By a simple rescaling. To get $x\in [0,1]$ from the integers generated above, we simply do $x = i/{\rm period}$, as is done to produce list of random floats <tt>rvf</tt> above. 
    
If we want to get real (floating point) numbers in an interval $[a,b]$, we get them by rescaling integers $i$ generated by a PRNG with a given period:
    
$$x = (b-a)\times i/{\rm period} + a,\ \ \ \ \ x\in [a,b].$$

In [16]:
for i in range(10):
    print(rvf[i])

0.8085335162468255
0.8445600075647235
0.5800582403317094
0.6429144176654518
0.906307122670114
0.6929400619119406
0.30008307099342346
0.5973380575887859
0.6563111133873463
0.8225305788218975


In [17]:
#Rescale to the interval $[1,2]$
for i in range(10):
    print((2-1)*rvf[i] + 1)


1.8085335162468255
1.8445600075647235
1.5800582403317094
1.6429144176654518
1.906307122670114
1.6929400619119406
1.3000830709934235
1.5973380575887859
1.6563111133873463
1.8225305788218975


### <font color='blue'>How random are the numbers generated by PCGs? </font>

Very random. In fact, PCG generators [pass all known tests of randomness](https://www.johndcook.com/blog/2017/07/07/testing-the-pcg-random-number-generator/). 
    
    
It's more than sufficiently random to use for any scientific analyses that require random numbers and [Monte Carlo experiments](https://en.wikipedia.org/wiki/Monte_Carlo_method). Most PCG variants are not good for cryptography (although some variants can be used), but cryptography is of no concern in science or statistics. 
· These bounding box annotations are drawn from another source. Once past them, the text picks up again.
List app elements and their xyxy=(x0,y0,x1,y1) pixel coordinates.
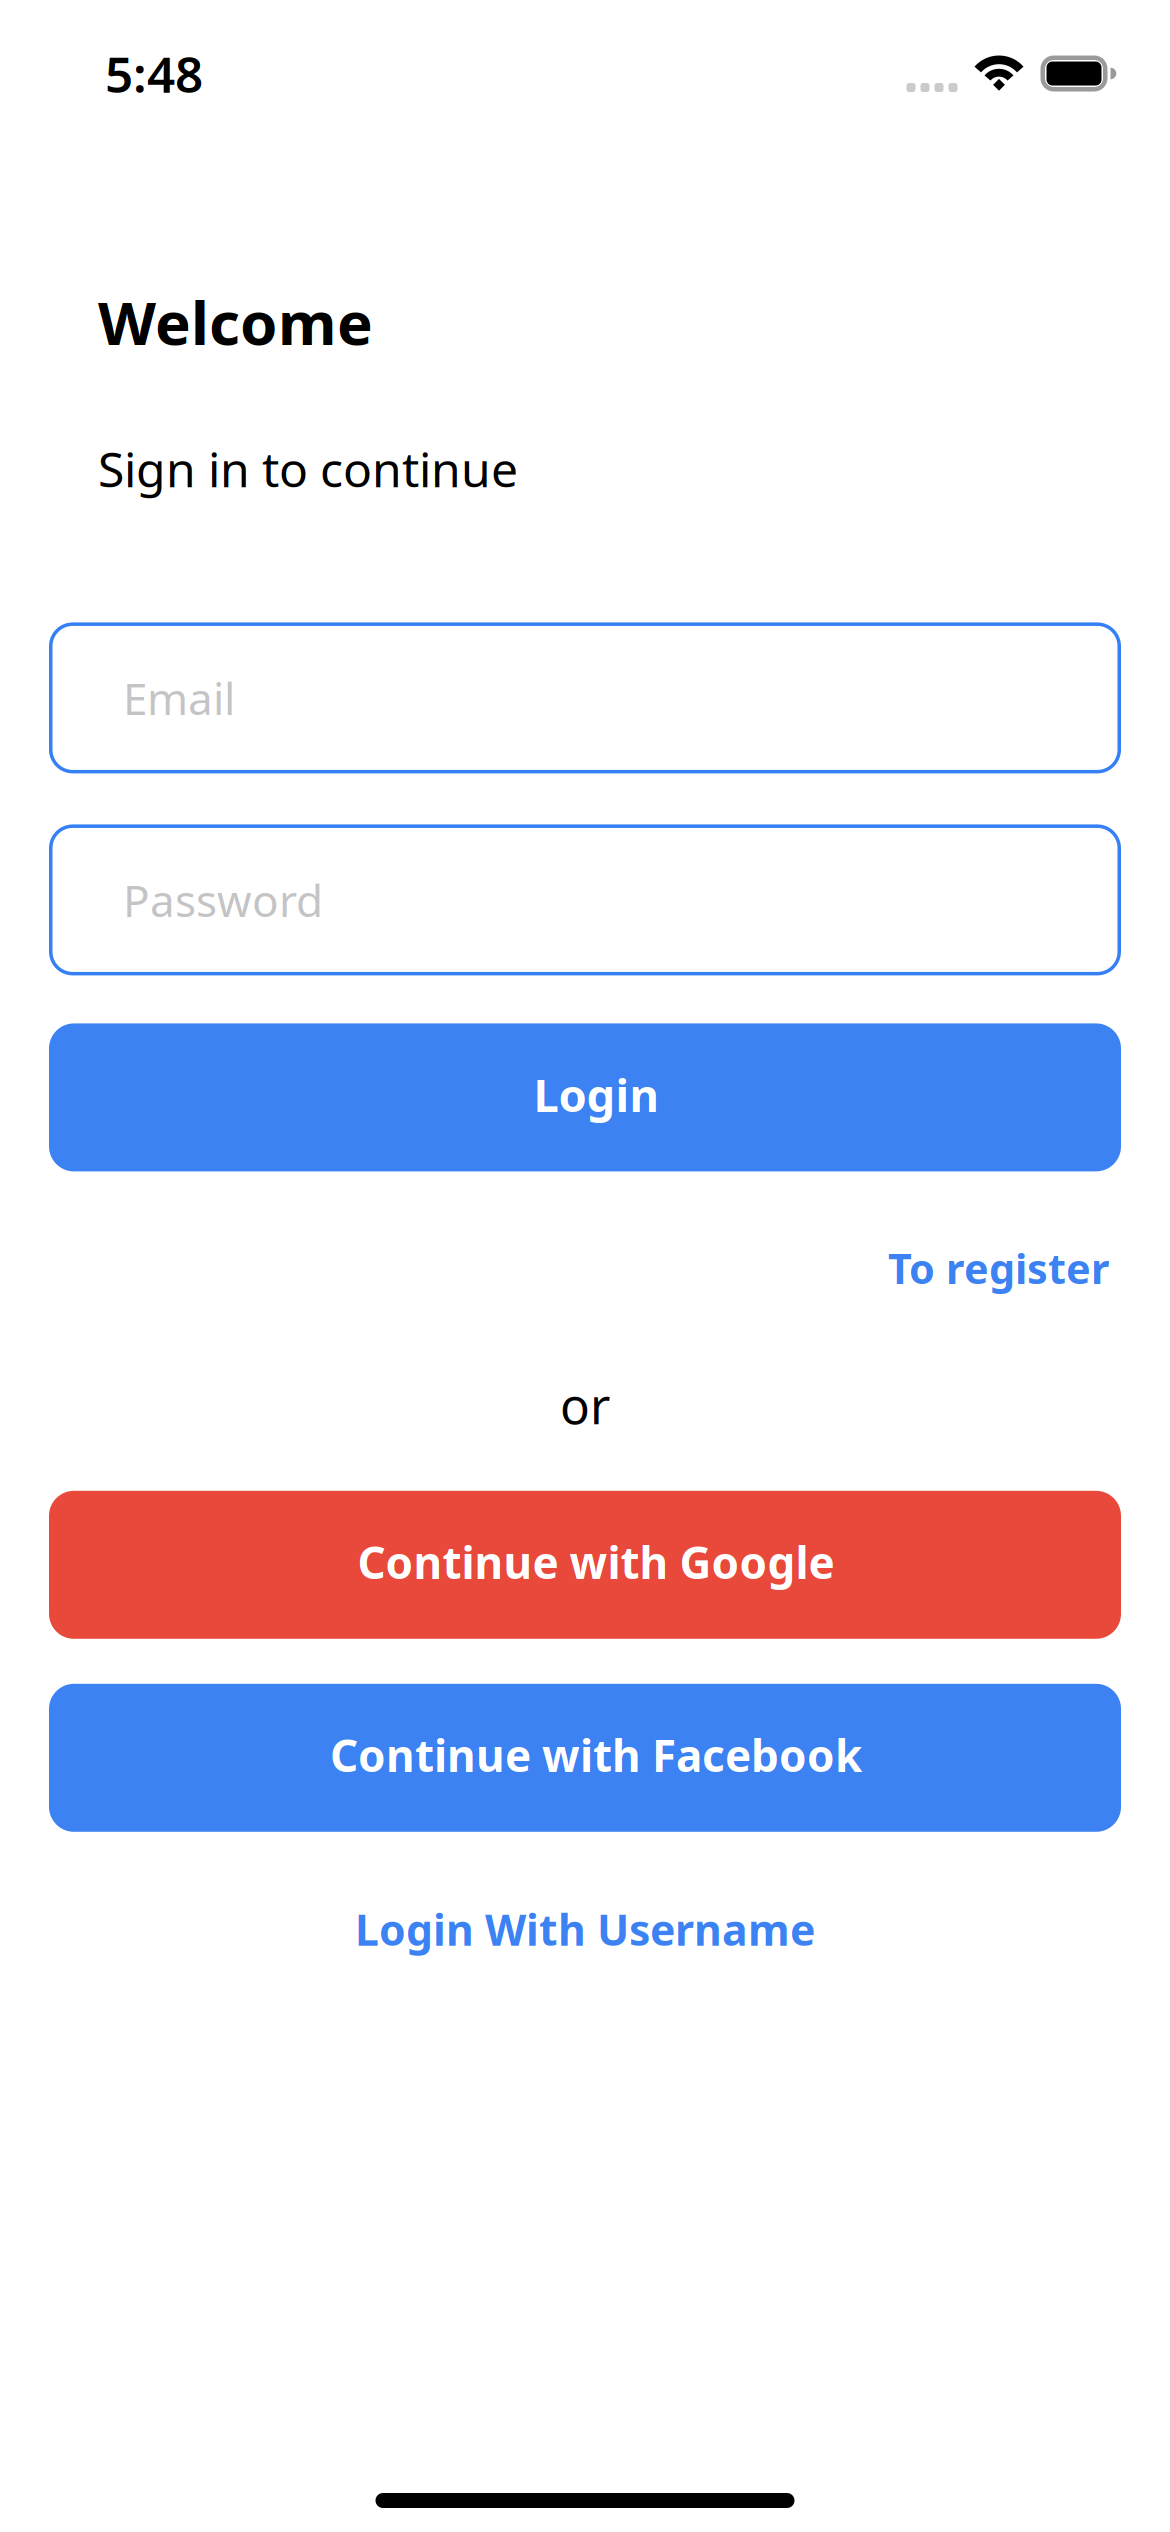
staticText: Login With Username xyxy=(355,1901,815,1958)
button[interactable]: Email xyxy=(49,622,1121,773)
staticText: Continue with Facebook xyxy=(330,1726,862,1784)
button[interactable]: To register xyxy=(888,1240,1109,1295)
staticText: Welcome xyxy=(98,282,373,362)
button[interactable]: Login With Username xyxy=(355,1901,815,1958)
staticText: Continue with Google xyxy=(358,1533,834,1591)
staticText: 5:48 xyxy=(105,41,203,106)
button[interactable]: Login xyxy=(49,1023,1121,1171)
staticText: or xyxy=(560,1372,610,1438)
button[interactable]: Password xyxy=(49,824,1121,975)
staticText: To register xyxy=(888,1240,1109,1295)
button[interactable]: Continue with Google xyxy=(49,1491,1121,1639)
staticText: Sign in to continue xyxy=(98,437,518,500)
staticText: Email xyxy=(123,669,235,727)
staticText: Password xyxy=(123,871,323,929)
staticText: Login xyxy=(534,1064,658,1124)
button[interactable]: Continue with Facebook xyxy=(49,1684,1121,1832)
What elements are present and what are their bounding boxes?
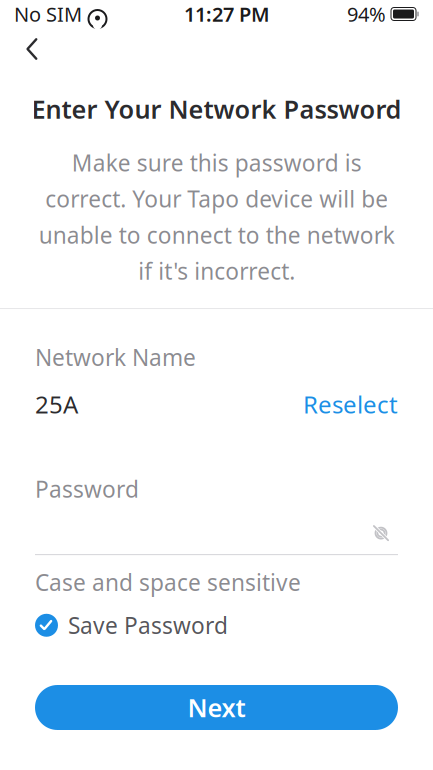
staticText: 11:27 PM [184, 1, 270, 27]
staticText: No SIM [14, 1, 82, 27]
staticText: Save Password [68, 610, 228, 640]
staticText: Enter Your Network Password [32, 92, 402, 126]
staticText: Make sure this password is correct. Your… [38, 148, 394, 286]
button[interactable]: Next [35, 685, 398, 730]
staticText: Network Name [35, 342, 196, 372]
staticText: 94% [347, 1, 386, 27]
button[interactable]: Reselect [291, 384, 398, 424]
staticText: Next [188, 691, 246, 724]
staticText: Reselect [303, 388, 398, 420]
button[interactable]: Show password [364, 518, 398, 548]
staticText: 25A [35, 388, 78, 420]
button[interactable]: Save Password [35, 607, 398, 643]
button[interactable]: Back [10, 27, 54, 71]
staticText: Password [35, 474, 139, 504]
staticText: Case and space sensitive [35, 567, 301, 597]
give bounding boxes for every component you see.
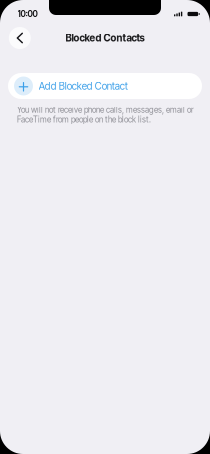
staticText: You will not receive phone calls, messag… <box>17 105 194 124</box>
button[interactable]: Add Blocked Contact <box>8 73 202 99</box>
button[interactable]: Back <box>7 25 33 51</box>
staticText: Add Blocked Contact <box>39 80 128 92</box>
staticText: Blocked Contacts <box>66 32 144 44</box>
staticText: 10:00 <box>18 9 38 19</box>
Python's [<tt>random</tt> module](https://www.w3schools.com/python/module_random.asp) uses an older  PRNG algorithm based on the Mersenne Twister method. This method is much more complicated but PRNG based on it is not really better. However, the random submodule of the NumPy module for fast numerical computations, which we will start studying and using in the near future, uses Melissa O'Neill's PCG generators as a default PRNG. 

### <font color='blue'>Take-home message</font>

It's not completely obvious (it took people ~60 years of research!), but PRNGs that are fast, simple (few lines of code), idea  and have great statistical properties (i.e. very close to being truly random) can be implemented  based on Melissa O'Neill's Permuted Congruential Generators.


**_Note_**: floating point numbers produced with PRNGs are said to be *distributed uniformly* in the interval for which they are generated because probability to fall within any equal size subinterval with the range is the same. We say that the random numbers are *drawn from a uniform probability distribution function* (pdf). We will discuss probability distribution functations (aka probability density functions) next.